Historians say it was one of the largest and cruelest slave depots in the country, sending tens of thousands of enslaved Africans from Virginia and surrounding states into the Deep South before the Civil War.
Chair of the local Urban League’s board, Diane McLaughlin, said the board voted in April to “relieve itself of the financial burden” of maintaining and operating the museum and building. The board hoped to sell the building to the city below market value, in exchange for being allowed to retain its operations there, McLaughlin said in a statement.
But the sale, which the league expected to happen by Oct. 1, has not materialized. The property was put up for sale in June as a contingency. McLaughlin said city officials told her in late September that they intend to buy the site, and she is “cautiously optimistic” it will happen.
Mayor Justin Wilson (D) said the city wants “to avoid that property falling into private hands” but cannot take on the museum and its operations alone. “We’re trying to make sure the museum remains publicly accessible,” he said. “We’re willing to work with any partner that can make that happen.”
Alexandria City Manager Mark B. Jinks said he expects the city to determine its next steps by the end of the year. “We’ve heard from the public . . . the museum needs to remain open,” Jinks said. “There’s so much more [history] to tell.”
From the outside, 1315 Duke St. looks like an ordinary four-story rowhouse — except for the historic marker that hints at its chilling history. Between 1828 and 1836, it served as headquarters for Franklin and Armfield, at the time the richest and most successful slave-trading business in the country.
After being herded off boats at the city’s port and marched to the property, enslaved people were held in the dingy basement or in cells behind the house before being forced to walk in chains or sail on packed ships to bondage, primarily in Mississippi and Louisiana. John Armfield lived above the squalid quarters, where the local Urban League now has its offices.

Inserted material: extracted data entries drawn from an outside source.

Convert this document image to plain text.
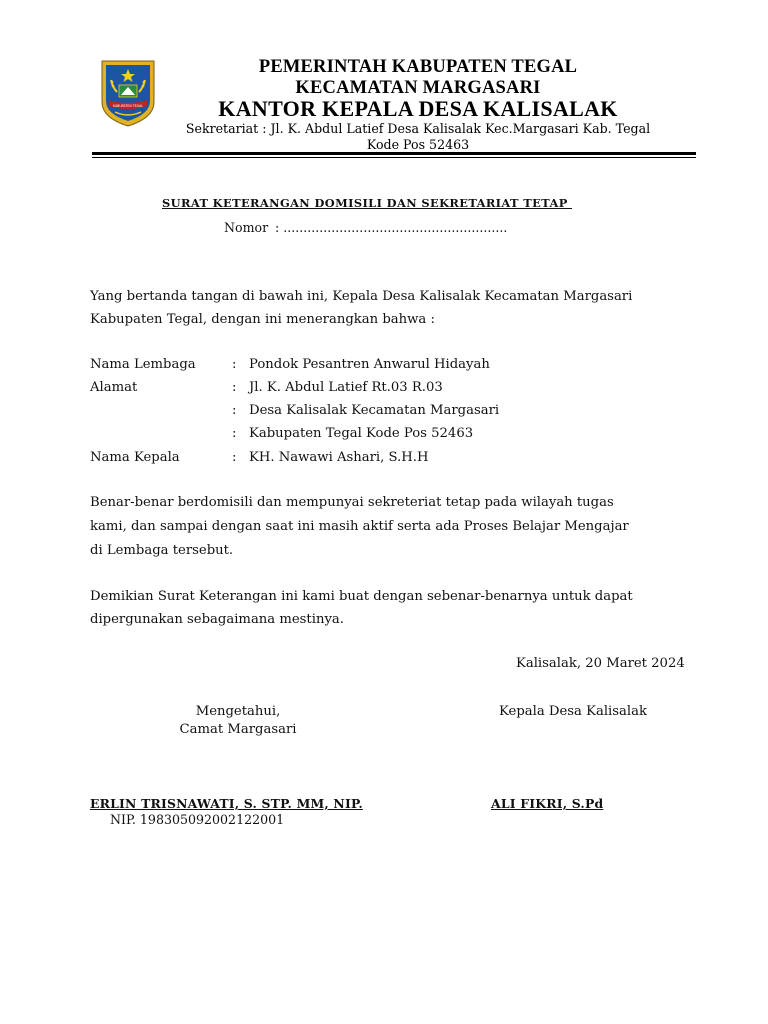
KABUPATEN TEGAL
PEMERINTAH KABUPATEN TEGAL
KECAMATAN MARGASARI
KANTOR KEPALA DESA KALISALAK
Sekretariat : Jl. K. Abdul Latief Desa Kalisalak Kec.Margasari Kab. Tegal
Kode Pos 52463
SURAT KETERANGAN DOMISILI DAN SEKRETARIAT TETAP
Nomor : ........................................................
Yang bertanda tangan di bawah ini, Kepala Desa Kalisalak Kecamatan Margasari
Kabupaten Tegal, dengan ini menerangkan bahwa :
Nama Lembaga	: Pondok Pesantren Anwarul Hidayah
Alamat	: Jl. K. Abdul Latief Rt.03 R.03
: Desa Kalisalak Kecamatan Margasari
: Kabupaten Tegal Kode Pos 52463
Nama Kepala	: KH. Nawawi Ashari, S.H.H
Benar-benar berdomisili dan mempunyai sekreteriat tetap pada wilayah tugas
kami, dan sampai dengan saat ini masih aktif serta ada Proses Belajar Mengajar
di Lembaga tersebut.
Demikian Surat Keterangan ini kami buat dengan sebenar-benarnya untuk dapat
dipergunakan sebagaimana mestinya.
Kalisalak, 20 Maret 2024
Mengetahui,
Camat Margasari
Kepala Desa Kalisalak
ERLIN TRISNAWATI, S. STP. MM, NIP.
NIP. 198305092002122001
ALI FIKRI, S.Pd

Once Armfield and Isaac Franklin closed their company, other slave-trading firms operated there until Union troops arrived in Alexandria in 1861. Those soldiers found a lone black man still chained by the leg in the basement.
The small museum, which includes shackles and recordings of slave narratives, is open only on Friday and Saturday afternoons and attracts about 300 visitors a month paying $5 each, according to Gretchen Bulova, director of the Office of Historic Alexandria.
The Northern Virginia Urban League, one of 94 affiliates of the national organization, focuses its efforts on providing scholarships and services. In 2018, then-board Chair Tracey Walker said the organization nearly defaulted on its $1.5 million mortgage in 2017 but worked out a temporary accommodation with the bank. The city provided a $63,000 interest-free loan to stabilize finances in early 2018, established an entrance fee and sent city historians to operate weekend tours.
Supporters had hoped a revitalized museum could capitalize on the surge of interest in African American history that followed the opening of the Smithsonian’s National Museum of African American History and Culture — particularly this year, the 400th anniversary of when slaves were first brought to the U.S. mainland.
But the museum shut down for three weekends this summer after a heavy rainstorm flooded the basement. Bulova said the city paid to pump out three inches of water, tear out the flooring and repair damage to the exhibits.
The building’s finances still appear precarious. Property taxes, about $19,000 per year, have been unpaid for the past three years, according to city records. Jinks estimated the house needs at least $2 million to $3 million in repairs.
McLaughlin said the group has faced challenges in fundraising, “like all nonprofits,” and has hired a firm to help it complete by year’s end all overdue IRS 990 forms, which are required for nonprofit agencies that do not pay federal income taxes. Its last report was filed in 2016.
She said the group’s priority is to preserve the Freedom House museum, “if at all possible.”
Lyn Hoyt, an indirect descendant of Franklin who has joined other relatives in trying to reconcile her connection to a slave-trading past, said she hopes the building will be purchased by an entity willing to operate it “as a museum that recognizes its historical significance.”
“We hate to see the Urban League have to give it up,” she said. “A sustainable solution is what we would hope for in order to establish the Freedom House permanently as a place that matters in the bigger national discussion around our country’s enslavement history.”
The real estate advertisement for the house describes its “historic charm” and “walkable amenities.” It does not mention the historic easement, which requires that the public have access to it once a year and will remain in place even if the building is sold. Nor does it picture the basement, where the names, ages, occupations and sale prices of slaves once held there are painted on the walls.
Michael Porterfield, the real estate agent handling the sale, said the property would be a good investment for someone seeking a historic building, despite its ties to “an ugly chapter in our country’s history.”
A couple of associations have expressed interest, but none has toured the house so far, Porterfield said. There’s “a fair amount of deferred maintenance . . . and old buildings are expensive to run,” he added.